Hürriyet sözcüğünün de benzer bir macerası var: Hurriya, Arapçada köle olmayanları anlatan bir kavramdı. Bugünkü anlamına yakınlık kurulabilir, fakat o dönemde siyasi bir içeriği yoktu. Ama, bugün hürriyet karşılığı olarak kullandığımız özgürlük ile 1930’ların serbesti kavramları herhalde birebir aynı anlama gelmiyordu. Hatta, bugün için, hürriyet kavramının özgürlük kavramından farklı bir içerik kazandığını da ileri sürebiliriz. Hürriyeti siyasi bir içerikle, özgürlük kavramını ise siyaset dışı bir açıdan bakarak kişi hak ve özgürlükleri içeriğiyle yorumlayabiliriz. İstiklal kavramı için de geçerli bu tür kavramlar kayması. Örneğin Osmanlı yönetiminde taşraya gönderilen vali ve paşalara verilen geniş yetkilere istiklal vermek deniyordu.

Çoğu kez, belli sözcüklerle ifade edilen kavramları algılama açısından yönetilenlerle yönetenler arasında da farklılıklar olabiliyor. Örneğin, millet ve vatan sözcükleri 19. yüzyıl boyunca yeni içerikler kazandıkları gibi halkın anlayışıyla resmi kullanımın her zaman aynı olamayacağı gerçeğinden hareketle belli bir belirsizliği de taşıyorlardı.

Öteki dillerde bunca geniş bir “siyaset dili yelpazesi” olduğunu sanmıyorum. Ne var ki, bu genişliğin, bizi, sadece siyasal yaşamımızda değil, güncel yaşantımızda da ciddi surette “birbirlerini anlamaz insanlar” konumuna düşürdüğünü sanıyorum.
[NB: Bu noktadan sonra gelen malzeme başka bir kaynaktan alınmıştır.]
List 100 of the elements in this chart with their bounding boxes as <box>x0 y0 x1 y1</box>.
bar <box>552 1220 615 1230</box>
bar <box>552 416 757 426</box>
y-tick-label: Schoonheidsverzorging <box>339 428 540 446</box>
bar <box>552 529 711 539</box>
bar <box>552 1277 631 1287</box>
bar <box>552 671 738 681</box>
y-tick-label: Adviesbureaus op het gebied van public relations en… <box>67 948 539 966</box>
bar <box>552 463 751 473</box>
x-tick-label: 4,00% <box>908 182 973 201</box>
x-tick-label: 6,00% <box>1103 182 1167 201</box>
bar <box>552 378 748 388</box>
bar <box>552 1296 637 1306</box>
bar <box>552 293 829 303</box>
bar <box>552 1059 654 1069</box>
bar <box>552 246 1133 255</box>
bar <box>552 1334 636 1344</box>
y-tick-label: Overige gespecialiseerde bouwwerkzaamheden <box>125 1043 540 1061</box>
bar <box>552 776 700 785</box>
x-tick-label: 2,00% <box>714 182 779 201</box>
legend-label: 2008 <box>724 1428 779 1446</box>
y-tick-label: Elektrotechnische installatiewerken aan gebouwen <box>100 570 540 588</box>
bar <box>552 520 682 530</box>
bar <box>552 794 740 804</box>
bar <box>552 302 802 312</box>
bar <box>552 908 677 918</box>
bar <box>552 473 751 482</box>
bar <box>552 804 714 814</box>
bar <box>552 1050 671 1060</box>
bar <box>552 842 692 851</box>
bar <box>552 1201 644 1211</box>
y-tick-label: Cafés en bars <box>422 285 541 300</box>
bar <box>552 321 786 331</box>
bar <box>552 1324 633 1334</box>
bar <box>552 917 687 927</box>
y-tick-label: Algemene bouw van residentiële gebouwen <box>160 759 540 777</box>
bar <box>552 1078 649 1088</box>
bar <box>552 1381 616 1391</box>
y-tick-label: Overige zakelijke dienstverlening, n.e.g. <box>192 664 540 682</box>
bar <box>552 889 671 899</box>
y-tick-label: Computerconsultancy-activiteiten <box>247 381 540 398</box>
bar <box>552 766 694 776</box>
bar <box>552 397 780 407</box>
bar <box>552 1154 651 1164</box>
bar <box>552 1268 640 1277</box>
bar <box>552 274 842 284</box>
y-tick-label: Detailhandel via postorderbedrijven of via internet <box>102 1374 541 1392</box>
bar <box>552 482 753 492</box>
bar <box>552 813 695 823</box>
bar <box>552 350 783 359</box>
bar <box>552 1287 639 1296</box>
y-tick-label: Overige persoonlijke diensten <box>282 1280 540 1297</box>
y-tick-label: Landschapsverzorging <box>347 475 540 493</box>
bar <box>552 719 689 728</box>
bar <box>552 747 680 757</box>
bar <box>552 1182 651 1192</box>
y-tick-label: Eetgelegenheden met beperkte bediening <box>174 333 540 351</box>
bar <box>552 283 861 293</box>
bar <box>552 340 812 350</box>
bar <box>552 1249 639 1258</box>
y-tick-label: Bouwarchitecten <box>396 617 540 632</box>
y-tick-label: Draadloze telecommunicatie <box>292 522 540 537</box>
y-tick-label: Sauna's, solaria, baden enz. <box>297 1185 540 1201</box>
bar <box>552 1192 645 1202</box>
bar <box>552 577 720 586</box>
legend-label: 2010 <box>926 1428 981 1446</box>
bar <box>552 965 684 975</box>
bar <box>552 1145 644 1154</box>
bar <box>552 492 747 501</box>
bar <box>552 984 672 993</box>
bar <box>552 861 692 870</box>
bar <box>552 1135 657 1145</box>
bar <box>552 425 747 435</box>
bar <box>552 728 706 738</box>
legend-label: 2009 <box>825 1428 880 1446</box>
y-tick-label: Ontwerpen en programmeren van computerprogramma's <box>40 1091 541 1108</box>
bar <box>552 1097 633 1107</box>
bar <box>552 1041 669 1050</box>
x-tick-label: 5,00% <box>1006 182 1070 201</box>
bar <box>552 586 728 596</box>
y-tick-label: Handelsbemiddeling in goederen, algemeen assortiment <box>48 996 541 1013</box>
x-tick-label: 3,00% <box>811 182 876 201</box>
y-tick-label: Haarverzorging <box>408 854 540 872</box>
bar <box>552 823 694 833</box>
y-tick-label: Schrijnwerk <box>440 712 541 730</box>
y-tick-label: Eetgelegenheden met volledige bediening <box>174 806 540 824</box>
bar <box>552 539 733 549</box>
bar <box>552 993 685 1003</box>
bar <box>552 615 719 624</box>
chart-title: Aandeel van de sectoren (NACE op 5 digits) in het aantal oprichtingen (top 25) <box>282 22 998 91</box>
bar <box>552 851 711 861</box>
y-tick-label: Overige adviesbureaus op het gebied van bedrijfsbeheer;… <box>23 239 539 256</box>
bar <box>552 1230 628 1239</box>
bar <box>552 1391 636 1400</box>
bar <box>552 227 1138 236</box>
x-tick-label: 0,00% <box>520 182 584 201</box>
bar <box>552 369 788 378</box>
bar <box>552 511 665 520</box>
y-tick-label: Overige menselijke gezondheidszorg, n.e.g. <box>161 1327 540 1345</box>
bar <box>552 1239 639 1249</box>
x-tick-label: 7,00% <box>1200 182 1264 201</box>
Kavramlar arasındaki karmaşanın dilimizin yetersizliği ile açıklanması mümkündür. Bu görüşe katılmıyorum. Bugünkü karmaşanın büyük ölçüde “bililtizam” (bilerek, kasten) yaratıldığı kanısındayım. İleride açıklamaya çalışacağım gibi, kavramlar karmaşası, bir ideolojik yönlendirme ile oluşmaktadır.